In support of this goal, the ALCF’s annual scaling workshop is especially geared for and timed to coincide with efforts of teams preparing INCITE proposals. The INCITE Program is the primary mechanism through which the majority of available compute hours at the DOE leadership computing facilities are allocated to researchers at work on breakthrough science and engineering. Proposals for INCITE awards are due June 28 this year for allocations available beginning January 1, 2014. Formerly knows as the Leap to Petascale workshop, the ALCF holds this computational readiness event annually in May.
“I’ve been coming to the ALCF’s scaling workshop for years,” said Pieter Maris of Iowa State University. “I like that it is dedicated time where I know I’ll focus on my code with the experts in the room who can help me. And, every time I come, I learn more.”
The bulk of the four-day event was devoted to hands-on, one-on-one tuning of applications.

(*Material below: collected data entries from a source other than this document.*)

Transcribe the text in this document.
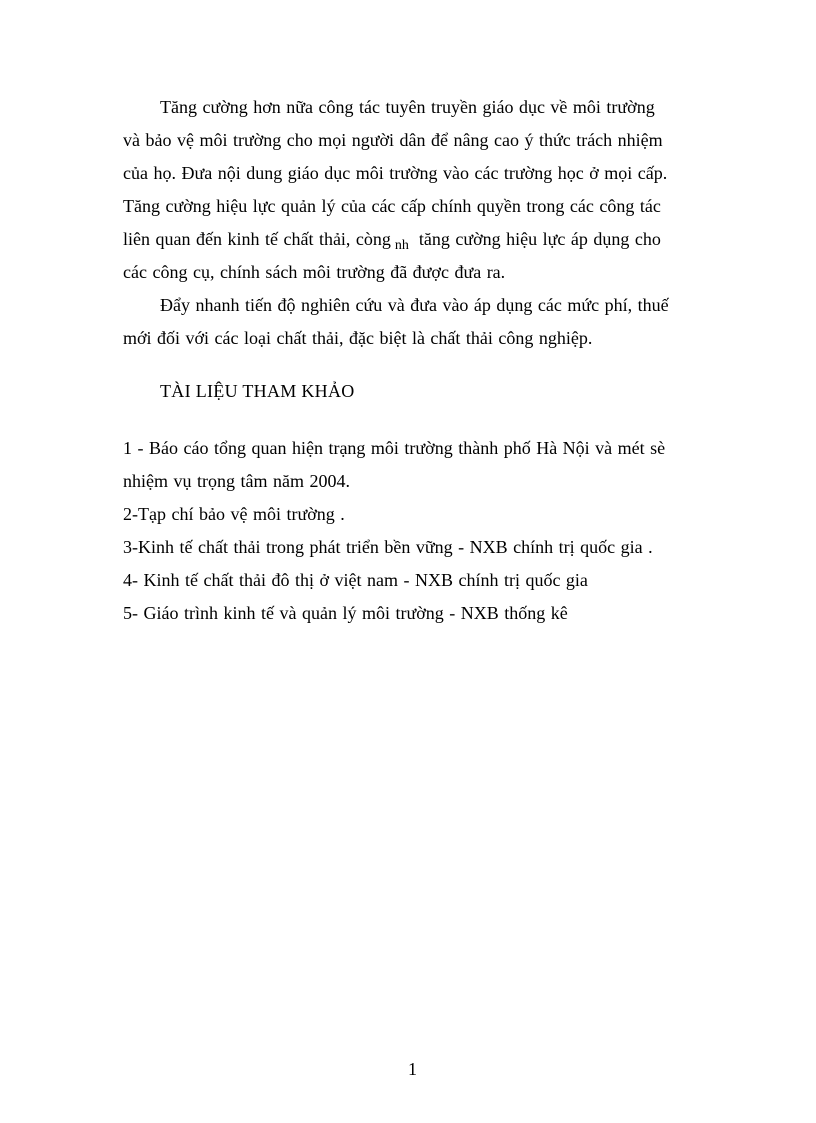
Tăng cường hơn nữa công tác tuyên truyền giáo dục về môi trường
và bảo vệ môi trường cho mọi người dân để nâng cao ý thức trách nhiệm
của họ. Đưa nội dung giáo dục môi trường vào các trường học ở mọi cấp.
Tăng cường hiệu lực quản lý của các cấp chính quyền trong các công tác
liên quan đến kinh tế chất thải, còng $_{nh}$ tăng cường hiệu lực áp dụng cho
các công cụ, chính sách môi trường đã được đưa ra.
Đẩy nhanh tiến độ nghiên cứu và đưa vào áp dụng các mức phí, thuế
mới đối với các loại chất thải, đặc biệt là chất thải công nghiệp.
TÀI LIỆU THAM KHẢO
1 - Báo cáo tổng quan hiện trạng môi trường thành phố Hà Nội và mét sè
nhiệm vụ trọng tâm năm 2004.
2-Tạp chí bảo vệ môi trường .
3-Kinh tế chất thải trong phát triển bền vững - NXB chính trị quốc gia .
4- Kinh tế chất thải đô thị ở việt nam - NXB chính trị quốc gia
5- Giáo trình kinh tế và quản lý môi trường - NXB thống kê
1
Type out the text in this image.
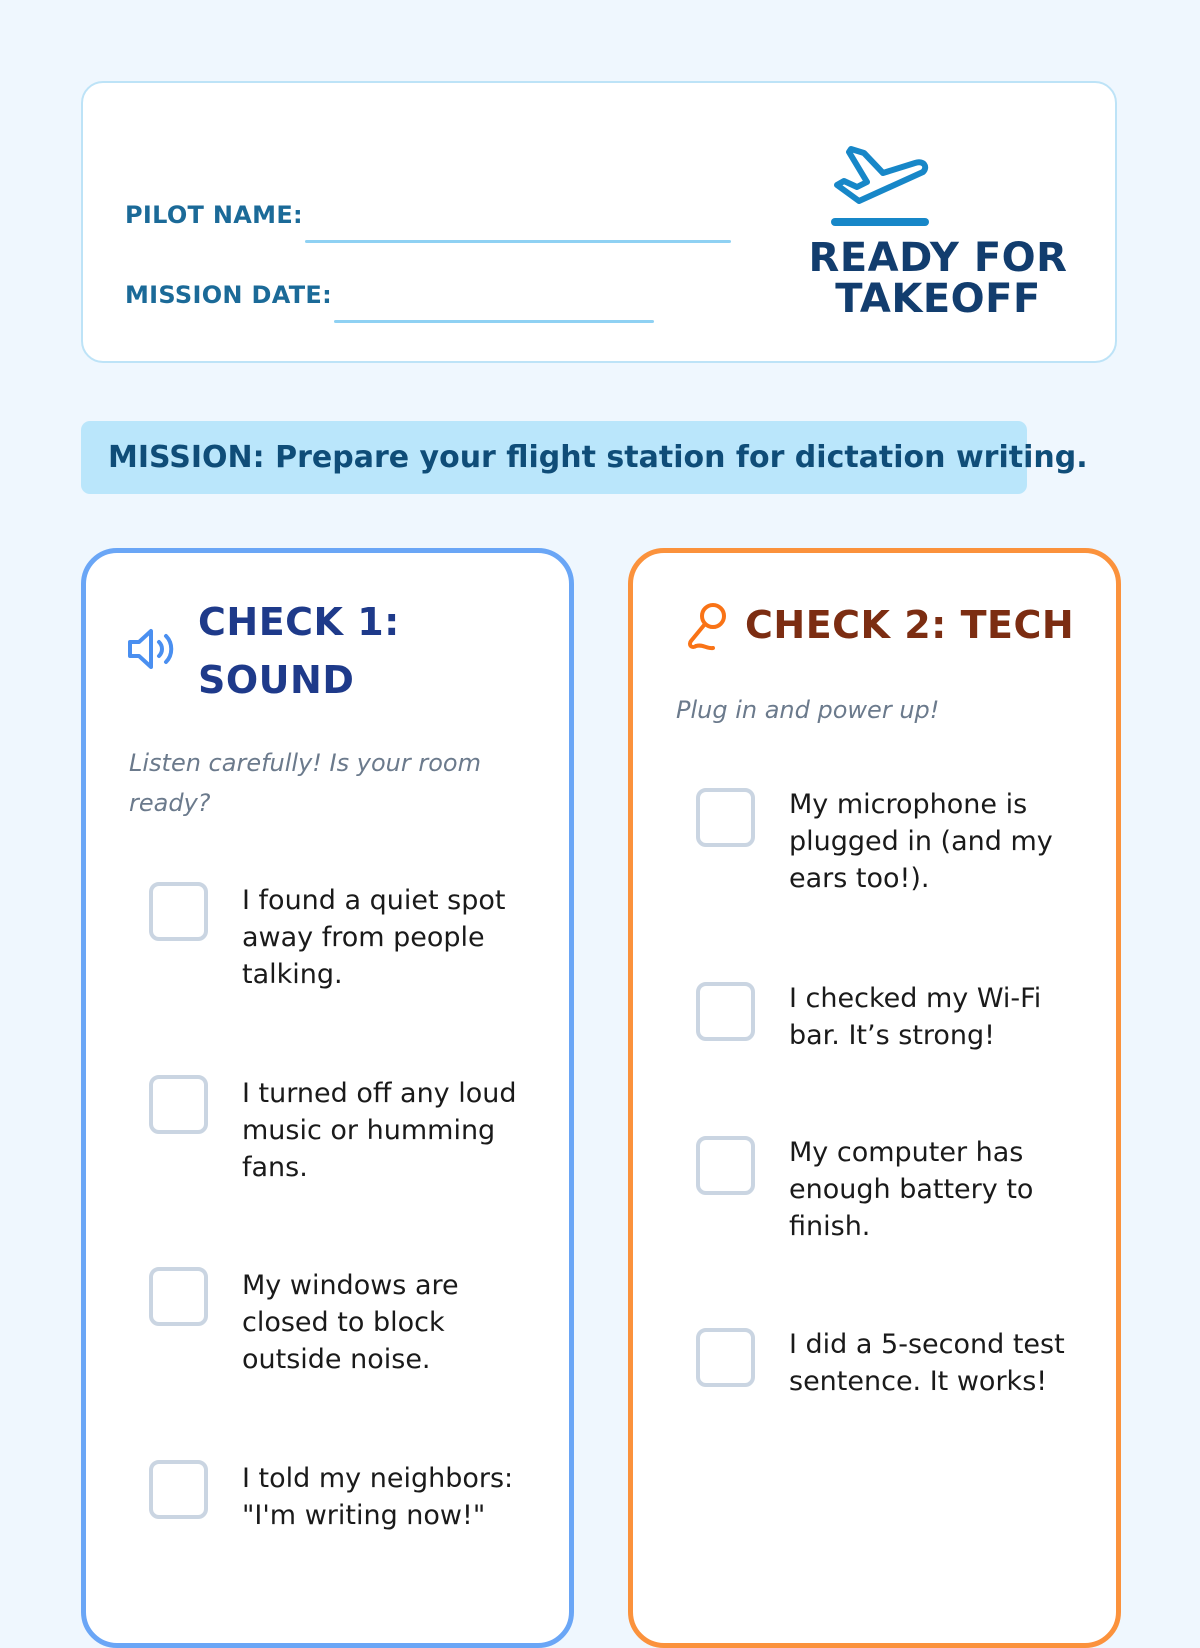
PILOT NAME:
MISSION DATE:
READY FOR TAKEOFF
MISSION: Prepare your flight station for dictation writing.
CHECK 1: SOUND
Listen carefully! Is your room ready?
I found a quiet spot away from people talking.
I turned off any loud music or humming fans.
My windows are closed to block outside noise.
I told my neighbors: "I'm writing now!"
CHECK 2: TECH
Plug in and power up!
My microphone is plugged in (and my ears too!).
I checked my Wi-Fi bar. It’s strong!
My computer has enough battery to finish.
I did a 5-second test sentence. It works!
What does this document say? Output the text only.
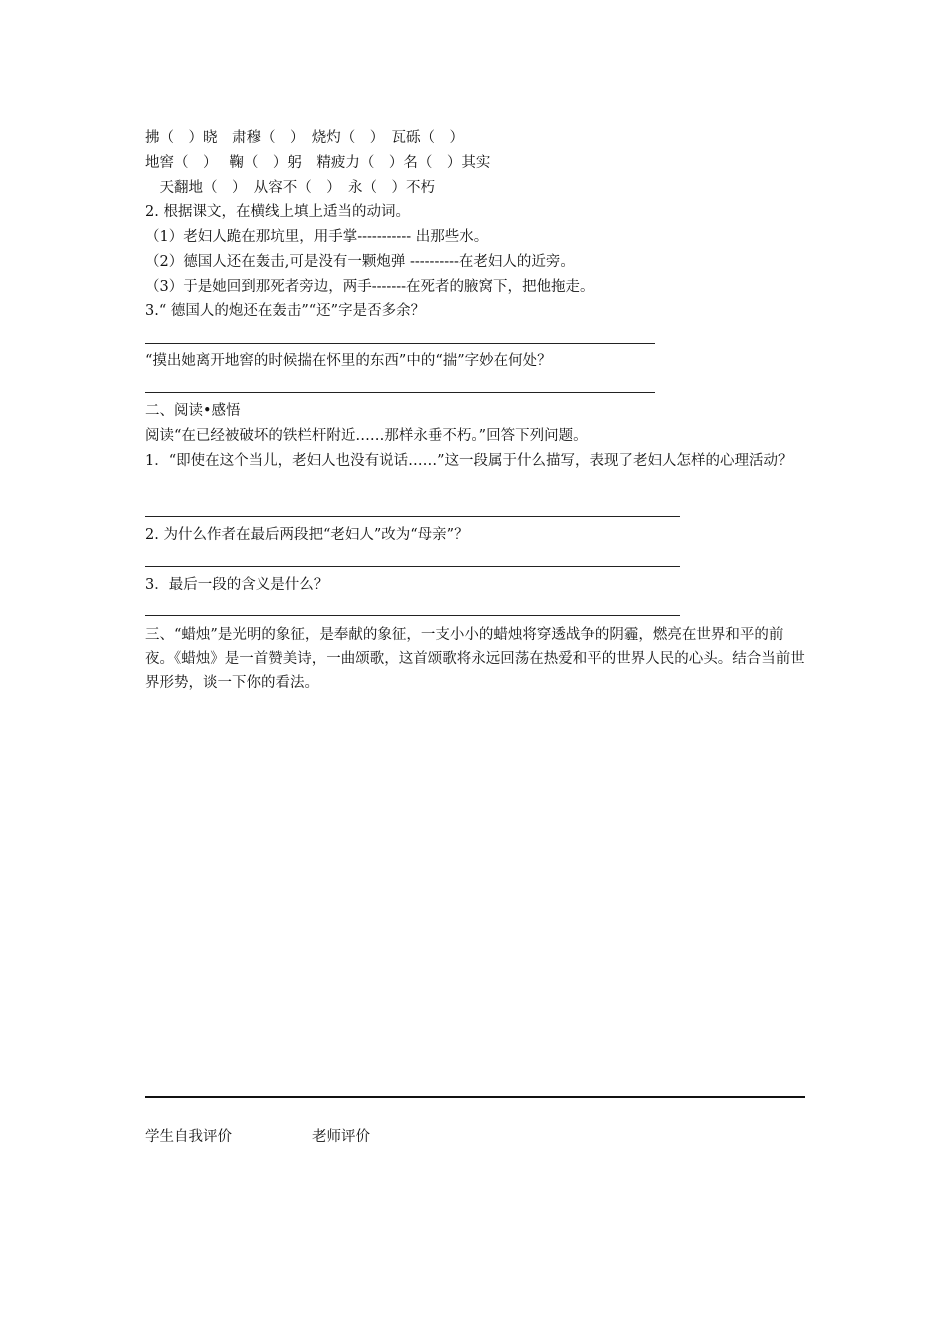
拂（　）晓　肃穆（　）　烧灼（　）　瓦砾（　）
地窖（　）　 鞠（　）躬　精疲力（　）名（　）其实
　天翻地（　）　从容不（　）　永（　）不朽
2. 根据课文，在横线上填上适当的动词。
（1）老妇人跪在那坑里，用手掌----------- 出那些水。
（2）德国人还在轰击,可是没有一颗炮弹 ----------在老妇人的近旁。
（3）于是她回到那死者旁边，两手-------在死者的腋窝下，把他拖走。
3.“ 德国人的炮还在轰击”“还”字是否多余？
“摸出她离开地窖的时候揣在怀里的东西”中的“揣”字妙在何处？
二、阅读•感悟
阅读“在已经被破坏的铁栏杆附近……那样永垂不朽。”回答下列问题。
1．“即使在这个当儿，老妇人也没有说话……”这一段属于什么描写，表现了老妇人怎样的心理活动？
2. 为什么作者在最后两段把“老妇人”改为“母亲”？
3．最后一段的含义是什么？
三、“蜡烛”是光明的象征，是奉献的象征，一支小小的蜡烛将穿透战争的阴霾，燃亮在世界和平的前夜。《蜡烛》是一首赞美诗，一曲颂歌，这首颂歌将永远回荡在热爱和平的世界人民的心头。结合当前世界形势，谈一下你的看法。
学生自我评价	老师评价
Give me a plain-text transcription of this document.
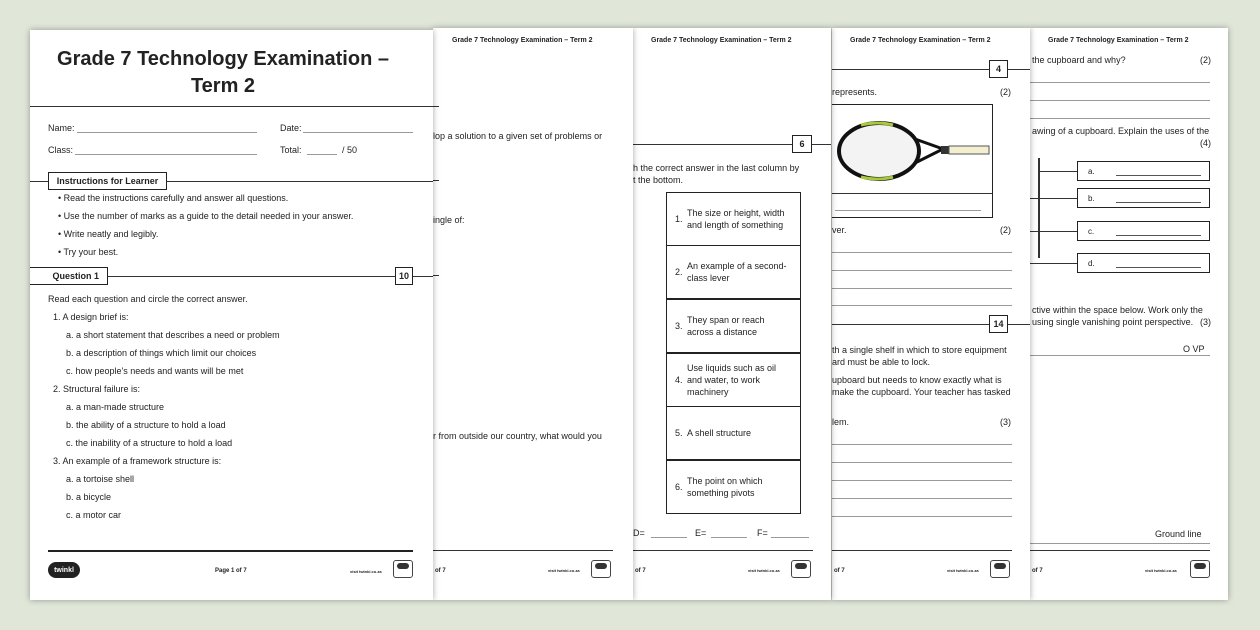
Grade 7 Technology Examination – Term 2
the cupboard and why?	(2)
awing of a cupboard. Explain the uses of the
(4)
a.
b.
c.
d.
ctive within the space below. Work only the
using single vanishing point perspective. (3)
O VP
Ground line
of 7	visit twinkl.co.za
Grade 7 Technology Examination – Term 2
4
represents.	(2)
ver.	(2)
14
th a single shelf in which to store equipment
ard must be able to lock.
upboard but needs to know exactly what is
make the cupboard. Your teacher has tasked
lem.	(3)
of 7	visit twinkl.co.za
Grade 7 Technology Examination – Term 2
6
h the correct answer in the last column by
t the bottom.
1.
The size or height, width and length of something
2.
An example of a second-class lever
3.
They span or reach across a distance
4.
Use liquids such as oil and water, to work machinery
5. A shell structure
6.
The point on which something pivots
D=	E=	F=
of 7	visit twinkl.co.za
Grade 7 Technology Examination – Term 2
lop a solution to a given set of problems or
ingle of:
r from outside our country, what would you
of 7	visit twinkl.co.za
Grade 7 Technology Examination –
Term 2
Name:	Date:
Class:	Total:	/ 50
Instructions for Learner
• Read the instructions carefully and answer all questions.
• Use the number of marks as a guide to the detail needed in your answer.
• Write neatly and legibly.
• Try your best.
Question 1	10
Read each question and circle the correct answer.
1. A design brief is:
a. a short statement that describes a need or problem
b. a description of things which limit our choices
c. how people's needs and wants will be met
2. Structural failure is:
a. a man-made structure
b. the ability of a structure to hold a load
c. the inability of a structure to hold a load
3. An example of a framework structure is:
a. a tortoise shell
b. a bicycle
c. a motor car
twinkl	Page 1 of 7	visit twinkl.co.za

ALCF experts also presented talks on topics of interest, including an overview of Blue Gene/Q hardware and software architecture, manual code-tuning tips for peak performance, submission of ensemble jobs, and message-passing API on Blue Gene/Q. Tools and debugger developers were on hand to provide information about their tools and individualized assistance to attendees.
More than 30 system users participated in this year’s event, with codes representing a diverse range of scientific fields, including physics and computational condensed matter; materials science; atomic, molecular and optical physics; computer science and mathematics; earth sciences, biological sciences, engineering, astrophysics, and nuclear physics.
A dedicated Boot Camp reservation queue gave attendees quick, uninterrupted access to the system. Over the course of the event, attendees used over 15 million core hours; and several accomplished sizeable runs, including runs that scaled to the entire 48-rack system. Moreover, Argonne staff and industry representatives applied their combined skills and expertise to facilitate significant improvements to the attendees’ codes and to make many of these enhancements available to the broader Mira user community.